公演団の音楽への信条は、生徒への答えからも読みとれる。クラリネットを学ぶある学生は、「悩んでいる」と杉沼さんに打ち明けた。「ぼくは『下手なのかな』と思って(演奏を)聴いたらすごくうまい。技術的には。いいフレーズも弾く。(いい演奏を)しているのだけど、オリジナリティがどうも欠けていた。小さいときから相当勉強してうまいのだけど、ジャズだけでは何か行きづまっていた」。

そんな彼に対し、うまい答えはないという杉沼氏。むしろ「自分を追求していくということだと思う。やりたいことがまずある、自分にしかできないことがある、そういうものをまず持つこと。そして、それを表現するために、何を勉強するかを考える。勉強は二次的。この順番、ものすごく大切。自分はこういう音楽をやりたいというものがないことには、いつまで練習しても「おけいこごと」になってしまう」。

杉沼さんは、12音階の西洋音楽にはない1/4音や1/3音を駆使しながらも、今でも音楽的に悩みつづける。技術の領域をこえたところでた。「尺八はでたらめがある……。だから(西洋音楽をやる人にどうすればいいか聞かれても)こたえられないんだよ」と苦笑する。その「でたらめ」のなかにぐさっとくるような杉沼さんのオリジナリティがあるーー。

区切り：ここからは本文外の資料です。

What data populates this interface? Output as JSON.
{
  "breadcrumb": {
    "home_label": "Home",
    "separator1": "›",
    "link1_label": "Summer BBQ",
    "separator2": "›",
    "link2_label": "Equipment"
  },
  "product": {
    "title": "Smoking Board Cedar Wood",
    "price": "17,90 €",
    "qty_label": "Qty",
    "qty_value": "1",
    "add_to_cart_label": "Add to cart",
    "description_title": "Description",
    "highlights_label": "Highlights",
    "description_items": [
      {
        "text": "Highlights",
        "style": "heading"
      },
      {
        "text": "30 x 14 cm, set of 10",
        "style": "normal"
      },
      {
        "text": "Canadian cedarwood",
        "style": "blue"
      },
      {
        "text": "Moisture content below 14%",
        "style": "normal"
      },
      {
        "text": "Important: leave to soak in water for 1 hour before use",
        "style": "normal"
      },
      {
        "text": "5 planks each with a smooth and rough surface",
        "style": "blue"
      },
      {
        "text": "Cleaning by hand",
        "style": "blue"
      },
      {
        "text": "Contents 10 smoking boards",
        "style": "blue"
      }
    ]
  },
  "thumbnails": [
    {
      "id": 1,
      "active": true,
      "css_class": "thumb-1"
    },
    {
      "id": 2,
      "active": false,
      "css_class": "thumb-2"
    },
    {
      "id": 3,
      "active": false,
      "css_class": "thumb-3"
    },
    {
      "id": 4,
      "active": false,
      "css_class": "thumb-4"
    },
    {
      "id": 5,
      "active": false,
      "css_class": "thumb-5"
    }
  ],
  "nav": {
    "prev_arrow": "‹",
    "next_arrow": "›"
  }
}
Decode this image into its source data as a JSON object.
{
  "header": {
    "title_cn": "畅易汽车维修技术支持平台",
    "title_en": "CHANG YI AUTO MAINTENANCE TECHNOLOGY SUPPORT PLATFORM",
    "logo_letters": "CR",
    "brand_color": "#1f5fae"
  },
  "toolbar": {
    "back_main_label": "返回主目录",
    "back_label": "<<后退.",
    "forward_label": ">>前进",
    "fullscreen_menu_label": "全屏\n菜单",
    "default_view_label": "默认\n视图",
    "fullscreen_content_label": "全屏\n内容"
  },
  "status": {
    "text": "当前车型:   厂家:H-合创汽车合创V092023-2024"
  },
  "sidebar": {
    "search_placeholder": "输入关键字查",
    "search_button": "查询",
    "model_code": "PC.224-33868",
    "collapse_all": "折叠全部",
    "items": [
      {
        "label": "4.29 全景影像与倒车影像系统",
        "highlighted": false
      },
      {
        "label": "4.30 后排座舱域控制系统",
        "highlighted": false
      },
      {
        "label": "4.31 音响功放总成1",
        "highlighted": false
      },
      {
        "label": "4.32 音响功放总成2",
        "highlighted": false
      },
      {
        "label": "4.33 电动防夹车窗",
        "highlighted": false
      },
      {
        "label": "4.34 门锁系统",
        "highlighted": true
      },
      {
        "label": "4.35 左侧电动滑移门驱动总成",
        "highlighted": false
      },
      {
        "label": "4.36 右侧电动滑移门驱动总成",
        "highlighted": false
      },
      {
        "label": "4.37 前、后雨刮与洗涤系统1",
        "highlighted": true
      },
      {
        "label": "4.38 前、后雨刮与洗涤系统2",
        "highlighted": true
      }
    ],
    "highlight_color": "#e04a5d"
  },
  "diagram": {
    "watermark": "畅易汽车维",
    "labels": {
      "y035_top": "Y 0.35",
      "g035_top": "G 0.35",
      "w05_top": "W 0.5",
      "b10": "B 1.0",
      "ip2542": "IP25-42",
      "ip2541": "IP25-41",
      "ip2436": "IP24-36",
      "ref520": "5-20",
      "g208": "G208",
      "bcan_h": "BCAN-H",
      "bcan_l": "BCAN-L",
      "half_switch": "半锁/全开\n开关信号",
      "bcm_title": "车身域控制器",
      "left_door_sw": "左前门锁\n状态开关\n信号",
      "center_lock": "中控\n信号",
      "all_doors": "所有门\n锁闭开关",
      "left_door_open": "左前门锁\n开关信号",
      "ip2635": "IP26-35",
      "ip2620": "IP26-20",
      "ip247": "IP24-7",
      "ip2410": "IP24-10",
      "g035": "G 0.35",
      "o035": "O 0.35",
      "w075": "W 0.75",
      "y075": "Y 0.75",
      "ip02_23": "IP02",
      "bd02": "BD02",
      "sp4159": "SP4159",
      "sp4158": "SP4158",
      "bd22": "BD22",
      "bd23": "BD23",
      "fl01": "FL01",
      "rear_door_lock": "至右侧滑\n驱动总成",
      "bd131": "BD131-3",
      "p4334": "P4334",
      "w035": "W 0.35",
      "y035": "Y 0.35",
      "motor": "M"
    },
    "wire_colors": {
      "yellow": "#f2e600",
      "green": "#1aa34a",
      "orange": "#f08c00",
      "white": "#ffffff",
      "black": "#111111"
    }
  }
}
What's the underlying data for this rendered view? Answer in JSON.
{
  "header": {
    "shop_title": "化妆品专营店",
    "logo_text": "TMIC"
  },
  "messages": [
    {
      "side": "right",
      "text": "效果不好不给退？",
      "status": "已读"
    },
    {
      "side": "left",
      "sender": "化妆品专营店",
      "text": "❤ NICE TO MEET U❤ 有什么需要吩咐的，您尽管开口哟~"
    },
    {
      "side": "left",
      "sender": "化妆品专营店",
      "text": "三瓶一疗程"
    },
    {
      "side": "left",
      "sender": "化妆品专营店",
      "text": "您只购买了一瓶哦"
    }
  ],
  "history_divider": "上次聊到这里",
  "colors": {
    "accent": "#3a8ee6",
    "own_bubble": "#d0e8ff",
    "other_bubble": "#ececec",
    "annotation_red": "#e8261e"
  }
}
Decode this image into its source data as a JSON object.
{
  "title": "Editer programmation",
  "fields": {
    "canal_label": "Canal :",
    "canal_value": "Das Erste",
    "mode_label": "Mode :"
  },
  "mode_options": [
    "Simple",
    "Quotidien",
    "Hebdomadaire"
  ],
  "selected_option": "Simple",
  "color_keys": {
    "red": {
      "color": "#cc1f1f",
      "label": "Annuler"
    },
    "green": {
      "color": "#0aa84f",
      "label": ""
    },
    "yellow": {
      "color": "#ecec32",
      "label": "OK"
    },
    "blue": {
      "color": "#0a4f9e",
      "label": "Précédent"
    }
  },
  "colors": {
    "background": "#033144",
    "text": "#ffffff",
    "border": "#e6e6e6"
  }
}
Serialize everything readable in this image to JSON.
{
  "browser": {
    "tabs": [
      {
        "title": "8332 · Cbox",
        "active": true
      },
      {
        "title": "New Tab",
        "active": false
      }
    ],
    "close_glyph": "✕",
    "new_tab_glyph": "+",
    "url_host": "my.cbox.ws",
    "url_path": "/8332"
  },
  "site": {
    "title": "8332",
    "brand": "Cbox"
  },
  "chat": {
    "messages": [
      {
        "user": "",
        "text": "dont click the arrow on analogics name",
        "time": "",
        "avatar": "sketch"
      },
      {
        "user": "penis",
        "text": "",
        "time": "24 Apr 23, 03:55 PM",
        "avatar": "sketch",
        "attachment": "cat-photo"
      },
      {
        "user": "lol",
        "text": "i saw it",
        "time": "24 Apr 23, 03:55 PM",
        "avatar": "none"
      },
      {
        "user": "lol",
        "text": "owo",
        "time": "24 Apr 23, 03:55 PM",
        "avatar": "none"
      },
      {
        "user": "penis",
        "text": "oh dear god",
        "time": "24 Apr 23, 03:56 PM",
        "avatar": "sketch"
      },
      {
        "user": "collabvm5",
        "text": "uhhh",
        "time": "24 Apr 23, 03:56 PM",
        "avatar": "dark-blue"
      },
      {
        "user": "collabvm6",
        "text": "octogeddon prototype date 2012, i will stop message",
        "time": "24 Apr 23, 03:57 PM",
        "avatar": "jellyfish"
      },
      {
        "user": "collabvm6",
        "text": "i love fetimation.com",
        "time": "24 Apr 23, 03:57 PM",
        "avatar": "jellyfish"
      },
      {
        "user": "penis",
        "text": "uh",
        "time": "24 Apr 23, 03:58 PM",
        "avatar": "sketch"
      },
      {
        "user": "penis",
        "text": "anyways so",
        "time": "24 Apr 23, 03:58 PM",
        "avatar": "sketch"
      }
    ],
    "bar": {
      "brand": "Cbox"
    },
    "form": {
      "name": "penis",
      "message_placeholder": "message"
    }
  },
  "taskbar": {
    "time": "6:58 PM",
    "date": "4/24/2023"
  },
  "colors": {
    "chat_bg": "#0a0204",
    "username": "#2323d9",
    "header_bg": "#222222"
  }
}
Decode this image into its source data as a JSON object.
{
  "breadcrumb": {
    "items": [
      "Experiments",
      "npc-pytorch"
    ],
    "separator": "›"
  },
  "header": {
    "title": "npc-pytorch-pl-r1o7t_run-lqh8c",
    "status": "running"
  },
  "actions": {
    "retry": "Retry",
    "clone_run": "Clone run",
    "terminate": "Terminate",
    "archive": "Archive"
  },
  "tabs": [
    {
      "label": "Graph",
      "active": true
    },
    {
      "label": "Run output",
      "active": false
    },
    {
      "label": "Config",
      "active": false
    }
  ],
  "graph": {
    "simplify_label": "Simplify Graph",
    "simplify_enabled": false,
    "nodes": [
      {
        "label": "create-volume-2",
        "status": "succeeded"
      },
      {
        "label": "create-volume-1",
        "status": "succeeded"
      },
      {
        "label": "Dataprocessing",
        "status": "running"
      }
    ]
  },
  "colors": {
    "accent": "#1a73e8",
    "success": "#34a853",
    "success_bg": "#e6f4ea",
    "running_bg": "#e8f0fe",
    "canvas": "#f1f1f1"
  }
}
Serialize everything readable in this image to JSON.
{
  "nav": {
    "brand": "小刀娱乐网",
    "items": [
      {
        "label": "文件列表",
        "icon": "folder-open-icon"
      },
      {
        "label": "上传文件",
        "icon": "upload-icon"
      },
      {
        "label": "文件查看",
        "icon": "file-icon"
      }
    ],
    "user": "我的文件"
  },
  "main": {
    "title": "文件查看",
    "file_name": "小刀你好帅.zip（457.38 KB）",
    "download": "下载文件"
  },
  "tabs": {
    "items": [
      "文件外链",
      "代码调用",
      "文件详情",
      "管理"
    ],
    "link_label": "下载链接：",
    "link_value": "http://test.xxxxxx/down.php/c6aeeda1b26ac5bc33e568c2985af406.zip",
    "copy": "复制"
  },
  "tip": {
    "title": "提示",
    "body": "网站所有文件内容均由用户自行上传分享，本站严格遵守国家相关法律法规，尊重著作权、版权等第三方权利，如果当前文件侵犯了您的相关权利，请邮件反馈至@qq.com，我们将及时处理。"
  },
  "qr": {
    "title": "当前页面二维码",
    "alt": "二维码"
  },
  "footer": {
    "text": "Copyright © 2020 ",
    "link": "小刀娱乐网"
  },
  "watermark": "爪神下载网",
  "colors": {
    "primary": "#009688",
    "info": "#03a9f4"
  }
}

「杉沼さんの尺八は声だから・・(技術的に)うまい人が弾いちゃうと、音程になってしまって『声』が聞こえてこない」とAKIさんは評する。

凱旋コンサート

17泊19日にわたるカリブ・中米ツアーを終えた公演団は、7月初めに青山(東京)で凱旋コンサートを行った。音に感情がのるとはこういうことをいうのか、と思わせるような力強いライブ。息を呑むような指さばきで弦を操る奏者たち。

Forest In Love』 から『Trust』にいたるまで、多くの日本人が「知っている」と思っているギターや日本の伝統楽器の奥深さとその音楽のバリエーションの広さが大いに生かされている。伝統的楽器といえば「春の海」や「さくらさくら」という先入観をもっている日本人には衝撃的とさえいえる内容だ。

「日本人だと、第一聞かないじゃないですか(尺八を)。『おじいさん、おばあさんがやっているのだろう』というイメージで。どんどん日本の文化も変わってきているのだが……」という杉沼氏。「私も、よくおばあちゃんがでてくると思われる」とKUNIKOさんも頷く。

観衆のなかにはAKI&KUNIKOと杉沼左千雄氏を初めて聞いた人もかなりいた。アンケートに答えた人は皆「よかった」という反応。「筝が主役のユニットなのかと思っていたが、尺八やギターもそれぞれのよさがよく出ていて、3人での共演が迫力があってとてもよかった」、「気合いが伝わってきた。考えたことのないハーモニーなので楽しんだ」、「尺八の『神秘さ』が印象的だった」という声が寄せられた。さらには、「自分も何か新しいことをやりたくなった」とパワーをもらった人もいた。

高い技術力に加えオーディエンスに「何か」を感じさせる音楽。「今度いつ来るの?」 現地の人から公演団への短い一言が、今回のツアーの成功を象徴している。